The three cities have 22 to 24 percent of their start-ups founded by women, according to the 2019 Global Startup Ecosystem Report (GSER) from StartUp Genome in partnership with the Global Entrepreneurship Network.
Chicago tops the list with at least 25 percent of its start-ups founded by women.
The only other Islamic economy in the top 25 is Bahrain that was ranked joint ninth with Los Angeles and Busan. The three cities have 18 percent of their start-ups founded by women.
Istanbul came in at number 33 with 13 percent of female founders, and Lagos is 43rd with 11 percent.
The report considers gender as one factor of inclusion to measure wealth disparity.
Overall, Silicon Valley is the top start-up ecosystem globally based on seven key criteria: performance, funding, market research, connectedness, talent, experience, and knowledge.
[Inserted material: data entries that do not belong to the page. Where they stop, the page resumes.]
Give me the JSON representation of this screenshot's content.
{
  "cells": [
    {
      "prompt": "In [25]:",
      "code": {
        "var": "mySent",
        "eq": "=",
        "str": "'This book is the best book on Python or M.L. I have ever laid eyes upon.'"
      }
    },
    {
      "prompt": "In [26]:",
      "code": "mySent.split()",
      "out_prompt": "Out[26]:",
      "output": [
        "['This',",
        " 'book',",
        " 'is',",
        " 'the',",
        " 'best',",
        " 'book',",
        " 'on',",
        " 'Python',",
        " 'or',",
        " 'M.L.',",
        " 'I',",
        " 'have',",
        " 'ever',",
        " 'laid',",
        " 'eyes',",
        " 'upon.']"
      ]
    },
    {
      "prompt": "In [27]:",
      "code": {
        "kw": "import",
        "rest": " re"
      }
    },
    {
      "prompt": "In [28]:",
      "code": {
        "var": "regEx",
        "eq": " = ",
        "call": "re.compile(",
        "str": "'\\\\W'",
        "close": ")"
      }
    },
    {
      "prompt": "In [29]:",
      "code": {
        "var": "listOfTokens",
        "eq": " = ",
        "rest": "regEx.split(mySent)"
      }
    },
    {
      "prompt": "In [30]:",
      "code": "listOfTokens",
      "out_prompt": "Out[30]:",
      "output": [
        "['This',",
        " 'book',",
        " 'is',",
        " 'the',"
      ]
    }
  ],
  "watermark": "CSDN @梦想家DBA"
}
New York City comes in second, followed by London and Beijing on joint-third, with Boston rounding out the top five.
No Islamic economy is a top 30 global start-up ecosystem but the report puts Jakarta and Lagos as “challengers” that it says has “a real shot of making the list in the future”.
Globally, total venture capital investments reached a decade-high $220 billion in 2018, says the report.
Start-ups created $2.8 trillion in value between 2016 and 2018, a 20.6 percent increase from the previous period and more than double what it was five years ago.
This year’s GSER analyses 150 ecosystems versus 60 in 2018. It includes data on over 1 million companies and survey data from more than 10,000 start-up executives worldwide.
Apart from the StartUp Genome database, primary data sources include Crunchbase, Dealroom.co BV, Orb Intelligence Inc, PitchBook, and Startup Compass Inc.